Si l'on s'identifie dans l'un de ces comportements parentaux, la thérapeute conseille de commencer par aller consulter. L'idée est d'essayer de comprendre pourquoi on a autant besoin d'être présent auprès de son enfant, peur qu'il souffre ou envie qu'il excelle. Ensuite, on lui laisse davantage d'autonomie et on ne montre moins omniprésents. Il a le droit de se cogner, de se disputer avec un copain, d'avoir une mauvaise note. "Il est important d'accepter de le voir parfois frustré, triste ou en colère et qu'on est impuissants. Notre rôle n'est pas de résoudre tout à sa place, mais de l'aider à grandir en le laissant aussi s'épanouir", rappelle Anne-Laure Buffet.

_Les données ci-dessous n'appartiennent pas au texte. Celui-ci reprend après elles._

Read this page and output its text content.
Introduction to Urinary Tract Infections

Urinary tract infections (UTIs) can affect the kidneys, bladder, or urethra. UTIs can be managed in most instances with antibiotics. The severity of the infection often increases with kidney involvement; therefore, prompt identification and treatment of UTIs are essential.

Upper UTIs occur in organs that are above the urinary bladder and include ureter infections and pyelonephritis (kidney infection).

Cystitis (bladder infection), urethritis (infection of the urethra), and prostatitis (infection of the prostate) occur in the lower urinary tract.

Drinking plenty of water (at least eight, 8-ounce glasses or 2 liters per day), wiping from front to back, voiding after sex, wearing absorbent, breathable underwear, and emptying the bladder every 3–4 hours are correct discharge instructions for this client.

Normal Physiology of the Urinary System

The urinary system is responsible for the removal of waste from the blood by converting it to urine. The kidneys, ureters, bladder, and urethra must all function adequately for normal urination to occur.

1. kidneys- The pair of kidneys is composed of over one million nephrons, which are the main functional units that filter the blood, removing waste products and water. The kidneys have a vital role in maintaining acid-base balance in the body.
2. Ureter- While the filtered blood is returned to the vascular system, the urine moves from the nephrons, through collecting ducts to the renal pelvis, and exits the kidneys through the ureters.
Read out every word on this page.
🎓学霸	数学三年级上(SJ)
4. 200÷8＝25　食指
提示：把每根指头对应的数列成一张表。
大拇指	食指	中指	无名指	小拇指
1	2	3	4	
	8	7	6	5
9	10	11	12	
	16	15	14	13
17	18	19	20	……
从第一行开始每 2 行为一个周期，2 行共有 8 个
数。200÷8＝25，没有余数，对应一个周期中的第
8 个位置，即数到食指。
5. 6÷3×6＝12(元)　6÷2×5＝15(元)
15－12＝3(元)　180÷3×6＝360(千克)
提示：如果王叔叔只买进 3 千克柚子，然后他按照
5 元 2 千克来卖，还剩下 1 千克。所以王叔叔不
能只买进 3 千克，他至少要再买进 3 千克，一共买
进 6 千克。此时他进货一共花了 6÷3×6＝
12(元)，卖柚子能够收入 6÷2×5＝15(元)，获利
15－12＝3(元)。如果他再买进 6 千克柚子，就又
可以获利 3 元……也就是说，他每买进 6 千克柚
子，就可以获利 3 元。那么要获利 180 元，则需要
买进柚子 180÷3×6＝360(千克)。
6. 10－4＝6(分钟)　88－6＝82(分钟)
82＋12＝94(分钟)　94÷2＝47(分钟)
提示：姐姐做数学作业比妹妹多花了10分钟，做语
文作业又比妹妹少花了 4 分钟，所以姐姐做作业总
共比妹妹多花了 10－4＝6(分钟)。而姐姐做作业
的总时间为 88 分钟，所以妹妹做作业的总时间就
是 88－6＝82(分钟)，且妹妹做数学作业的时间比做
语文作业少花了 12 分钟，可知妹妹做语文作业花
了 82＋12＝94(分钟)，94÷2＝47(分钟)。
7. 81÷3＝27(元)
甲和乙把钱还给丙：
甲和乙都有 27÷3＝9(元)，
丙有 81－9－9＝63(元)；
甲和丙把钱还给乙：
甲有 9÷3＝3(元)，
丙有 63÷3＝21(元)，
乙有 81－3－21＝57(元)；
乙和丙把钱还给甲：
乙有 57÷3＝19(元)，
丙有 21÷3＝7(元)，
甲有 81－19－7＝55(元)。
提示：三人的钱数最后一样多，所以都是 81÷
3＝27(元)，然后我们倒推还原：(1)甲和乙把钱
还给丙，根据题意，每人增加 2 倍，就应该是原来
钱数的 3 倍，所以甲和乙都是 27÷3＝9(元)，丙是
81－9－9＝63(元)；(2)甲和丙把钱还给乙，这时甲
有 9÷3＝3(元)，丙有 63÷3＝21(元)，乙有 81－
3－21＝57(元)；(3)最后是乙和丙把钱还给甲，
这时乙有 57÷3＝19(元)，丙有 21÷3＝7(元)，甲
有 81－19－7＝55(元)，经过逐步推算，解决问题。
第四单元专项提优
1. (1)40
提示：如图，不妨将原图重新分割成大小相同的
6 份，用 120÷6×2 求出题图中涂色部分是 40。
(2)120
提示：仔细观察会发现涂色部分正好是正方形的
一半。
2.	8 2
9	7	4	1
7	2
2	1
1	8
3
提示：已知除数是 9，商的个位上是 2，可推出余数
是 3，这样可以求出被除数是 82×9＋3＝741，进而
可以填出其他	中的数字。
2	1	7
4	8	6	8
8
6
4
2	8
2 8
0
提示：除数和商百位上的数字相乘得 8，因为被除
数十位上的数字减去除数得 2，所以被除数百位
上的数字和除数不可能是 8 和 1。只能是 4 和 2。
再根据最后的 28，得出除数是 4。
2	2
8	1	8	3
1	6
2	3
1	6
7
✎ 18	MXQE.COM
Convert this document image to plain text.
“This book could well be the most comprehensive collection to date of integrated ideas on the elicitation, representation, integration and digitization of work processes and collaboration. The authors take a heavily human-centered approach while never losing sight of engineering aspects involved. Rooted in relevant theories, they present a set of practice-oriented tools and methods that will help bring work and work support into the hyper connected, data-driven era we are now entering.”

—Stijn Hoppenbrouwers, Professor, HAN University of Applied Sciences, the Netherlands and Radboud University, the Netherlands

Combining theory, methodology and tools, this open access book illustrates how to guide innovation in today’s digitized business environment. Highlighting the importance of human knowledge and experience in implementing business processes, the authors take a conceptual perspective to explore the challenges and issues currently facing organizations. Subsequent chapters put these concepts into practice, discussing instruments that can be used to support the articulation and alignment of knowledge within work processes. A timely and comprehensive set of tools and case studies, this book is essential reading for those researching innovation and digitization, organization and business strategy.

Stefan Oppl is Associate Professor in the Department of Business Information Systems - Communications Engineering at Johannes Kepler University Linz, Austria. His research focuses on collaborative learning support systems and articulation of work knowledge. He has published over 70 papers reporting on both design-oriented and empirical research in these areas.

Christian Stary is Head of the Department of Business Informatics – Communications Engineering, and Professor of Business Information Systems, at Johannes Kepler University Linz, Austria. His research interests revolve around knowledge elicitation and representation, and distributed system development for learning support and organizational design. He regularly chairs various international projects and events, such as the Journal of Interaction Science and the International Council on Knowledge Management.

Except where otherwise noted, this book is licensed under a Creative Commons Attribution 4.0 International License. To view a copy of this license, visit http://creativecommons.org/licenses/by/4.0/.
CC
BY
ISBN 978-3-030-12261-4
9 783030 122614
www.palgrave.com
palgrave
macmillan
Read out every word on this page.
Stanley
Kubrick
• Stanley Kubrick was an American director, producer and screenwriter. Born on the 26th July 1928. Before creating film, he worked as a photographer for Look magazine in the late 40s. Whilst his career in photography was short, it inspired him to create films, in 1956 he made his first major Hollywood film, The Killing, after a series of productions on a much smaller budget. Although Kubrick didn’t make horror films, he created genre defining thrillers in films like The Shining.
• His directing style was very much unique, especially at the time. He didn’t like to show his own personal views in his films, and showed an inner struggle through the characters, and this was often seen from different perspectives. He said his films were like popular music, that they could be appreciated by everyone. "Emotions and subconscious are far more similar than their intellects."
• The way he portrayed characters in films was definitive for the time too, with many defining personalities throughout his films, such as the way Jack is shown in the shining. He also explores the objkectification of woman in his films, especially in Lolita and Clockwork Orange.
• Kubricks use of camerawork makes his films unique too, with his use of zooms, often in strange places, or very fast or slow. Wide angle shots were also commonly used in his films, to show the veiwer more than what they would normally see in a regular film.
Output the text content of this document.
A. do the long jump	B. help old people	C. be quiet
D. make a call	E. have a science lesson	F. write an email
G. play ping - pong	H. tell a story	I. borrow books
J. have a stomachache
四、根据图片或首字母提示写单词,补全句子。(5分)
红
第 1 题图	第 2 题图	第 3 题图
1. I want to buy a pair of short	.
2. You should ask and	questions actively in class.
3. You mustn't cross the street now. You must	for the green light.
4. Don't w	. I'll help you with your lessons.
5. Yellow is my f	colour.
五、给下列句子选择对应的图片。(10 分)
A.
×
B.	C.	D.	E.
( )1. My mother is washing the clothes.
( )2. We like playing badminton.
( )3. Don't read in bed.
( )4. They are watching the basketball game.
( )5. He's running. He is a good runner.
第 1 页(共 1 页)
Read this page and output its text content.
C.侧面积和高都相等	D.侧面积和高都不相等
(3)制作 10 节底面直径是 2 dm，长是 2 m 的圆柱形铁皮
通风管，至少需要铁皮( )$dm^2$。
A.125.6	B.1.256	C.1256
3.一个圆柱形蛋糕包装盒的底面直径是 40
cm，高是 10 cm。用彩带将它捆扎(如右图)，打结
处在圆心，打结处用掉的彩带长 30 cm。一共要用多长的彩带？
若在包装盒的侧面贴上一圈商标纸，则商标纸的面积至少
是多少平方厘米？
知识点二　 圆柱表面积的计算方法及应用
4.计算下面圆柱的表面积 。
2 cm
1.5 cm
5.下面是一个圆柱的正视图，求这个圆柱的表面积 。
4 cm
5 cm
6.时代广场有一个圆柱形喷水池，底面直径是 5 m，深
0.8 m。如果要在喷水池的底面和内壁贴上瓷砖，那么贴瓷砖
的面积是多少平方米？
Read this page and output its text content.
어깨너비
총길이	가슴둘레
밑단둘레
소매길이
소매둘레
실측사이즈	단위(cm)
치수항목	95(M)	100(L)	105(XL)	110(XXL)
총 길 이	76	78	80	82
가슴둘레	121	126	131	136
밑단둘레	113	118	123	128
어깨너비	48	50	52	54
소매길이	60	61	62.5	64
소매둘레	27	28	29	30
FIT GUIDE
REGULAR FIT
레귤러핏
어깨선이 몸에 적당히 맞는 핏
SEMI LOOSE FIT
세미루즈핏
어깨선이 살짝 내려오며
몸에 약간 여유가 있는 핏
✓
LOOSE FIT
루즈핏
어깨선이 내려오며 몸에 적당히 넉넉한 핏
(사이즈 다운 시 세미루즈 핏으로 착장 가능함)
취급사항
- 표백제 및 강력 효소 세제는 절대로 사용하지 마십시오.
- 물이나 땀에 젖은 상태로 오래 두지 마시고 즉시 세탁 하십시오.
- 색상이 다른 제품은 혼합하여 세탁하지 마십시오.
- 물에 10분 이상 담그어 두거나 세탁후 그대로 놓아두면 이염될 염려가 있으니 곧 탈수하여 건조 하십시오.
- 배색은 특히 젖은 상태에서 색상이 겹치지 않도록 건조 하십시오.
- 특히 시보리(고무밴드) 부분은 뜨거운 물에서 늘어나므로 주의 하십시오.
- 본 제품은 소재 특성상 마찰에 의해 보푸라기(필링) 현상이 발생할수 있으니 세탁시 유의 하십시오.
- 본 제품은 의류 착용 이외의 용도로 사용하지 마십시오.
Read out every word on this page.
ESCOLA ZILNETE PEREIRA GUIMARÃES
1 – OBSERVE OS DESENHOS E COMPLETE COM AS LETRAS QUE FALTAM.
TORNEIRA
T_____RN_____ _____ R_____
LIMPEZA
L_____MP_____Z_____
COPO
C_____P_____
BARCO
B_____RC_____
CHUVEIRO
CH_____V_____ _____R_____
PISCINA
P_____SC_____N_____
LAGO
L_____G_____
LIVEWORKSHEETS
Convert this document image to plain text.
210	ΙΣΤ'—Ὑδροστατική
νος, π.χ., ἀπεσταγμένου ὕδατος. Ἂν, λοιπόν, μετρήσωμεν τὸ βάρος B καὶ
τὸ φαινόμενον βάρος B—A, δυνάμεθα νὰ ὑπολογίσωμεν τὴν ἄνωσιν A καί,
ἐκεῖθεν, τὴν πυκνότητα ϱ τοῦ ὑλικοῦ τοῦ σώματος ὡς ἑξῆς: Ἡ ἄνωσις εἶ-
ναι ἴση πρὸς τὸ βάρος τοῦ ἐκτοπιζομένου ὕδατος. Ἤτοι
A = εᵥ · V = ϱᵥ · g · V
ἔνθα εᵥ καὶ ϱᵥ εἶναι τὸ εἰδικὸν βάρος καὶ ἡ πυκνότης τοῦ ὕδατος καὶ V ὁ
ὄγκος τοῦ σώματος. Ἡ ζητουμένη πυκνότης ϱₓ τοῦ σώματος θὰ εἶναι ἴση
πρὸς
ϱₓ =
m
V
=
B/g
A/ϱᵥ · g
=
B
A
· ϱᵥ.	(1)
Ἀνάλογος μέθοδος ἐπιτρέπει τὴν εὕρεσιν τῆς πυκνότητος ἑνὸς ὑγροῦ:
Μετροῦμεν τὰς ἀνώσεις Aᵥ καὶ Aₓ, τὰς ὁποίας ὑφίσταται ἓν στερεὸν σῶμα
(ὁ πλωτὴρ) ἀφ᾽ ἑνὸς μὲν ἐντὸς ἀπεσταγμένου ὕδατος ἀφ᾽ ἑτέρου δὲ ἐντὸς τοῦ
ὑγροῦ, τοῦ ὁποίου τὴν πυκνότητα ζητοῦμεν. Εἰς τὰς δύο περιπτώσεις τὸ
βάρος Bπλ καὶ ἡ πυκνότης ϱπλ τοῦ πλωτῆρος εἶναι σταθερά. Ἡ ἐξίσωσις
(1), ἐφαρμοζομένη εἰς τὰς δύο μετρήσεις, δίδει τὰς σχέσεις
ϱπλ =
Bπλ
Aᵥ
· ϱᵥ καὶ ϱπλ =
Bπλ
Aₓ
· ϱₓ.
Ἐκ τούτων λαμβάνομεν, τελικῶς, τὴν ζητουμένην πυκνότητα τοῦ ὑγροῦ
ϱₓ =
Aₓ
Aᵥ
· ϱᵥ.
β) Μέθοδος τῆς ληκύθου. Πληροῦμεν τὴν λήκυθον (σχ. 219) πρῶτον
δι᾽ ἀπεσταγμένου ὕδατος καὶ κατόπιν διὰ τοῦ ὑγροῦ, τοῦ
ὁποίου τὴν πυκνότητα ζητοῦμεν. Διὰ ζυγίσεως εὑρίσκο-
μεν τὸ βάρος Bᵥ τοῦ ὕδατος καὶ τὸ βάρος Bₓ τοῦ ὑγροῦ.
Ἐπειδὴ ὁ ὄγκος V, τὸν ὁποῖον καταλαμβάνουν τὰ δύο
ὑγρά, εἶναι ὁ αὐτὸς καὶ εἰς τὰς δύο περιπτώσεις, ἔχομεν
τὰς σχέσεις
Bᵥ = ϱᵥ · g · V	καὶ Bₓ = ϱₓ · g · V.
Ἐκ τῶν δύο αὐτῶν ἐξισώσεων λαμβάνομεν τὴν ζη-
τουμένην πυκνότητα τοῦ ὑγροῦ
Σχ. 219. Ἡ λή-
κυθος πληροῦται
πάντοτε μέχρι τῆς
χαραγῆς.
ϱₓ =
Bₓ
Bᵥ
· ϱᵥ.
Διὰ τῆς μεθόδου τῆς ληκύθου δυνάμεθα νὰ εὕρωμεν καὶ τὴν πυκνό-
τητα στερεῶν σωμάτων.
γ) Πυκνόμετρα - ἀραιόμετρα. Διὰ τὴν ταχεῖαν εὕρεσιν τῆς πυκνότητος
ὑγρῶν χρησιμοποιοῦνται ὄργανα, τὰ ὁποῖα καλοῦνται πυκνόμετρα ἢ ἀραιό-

Elle nuance d'ailleurs cette tendance à la stigmatisation parentale : on peut tous être à certains moments des parents tigres, tondeuses ou hélicos, sans forcément l'être de manière figée. Par exemple, les premiers mois de la vie de notre enfant, on aura tendance à tout baliser et à faire attention à ce qu'il ne se fasse pas mal, car il est fragile et dépendant. Ensuite, on sera un peu parents hélicoptères, c'est-à-dire qu'on va le laisser faire ses expériences, tout en restant à côté pour pouvoir intervenir au cas où il se ferait mal. Enfin, plus il va grandir, plus on deviendra parents tigres. Autrement dit, on va lui imposer un cadre sécurisant, aimant, mais avec des règles pour le guider vers sa propre réussite. "Tout est question de dosage et de durée", conclut la thérapeute.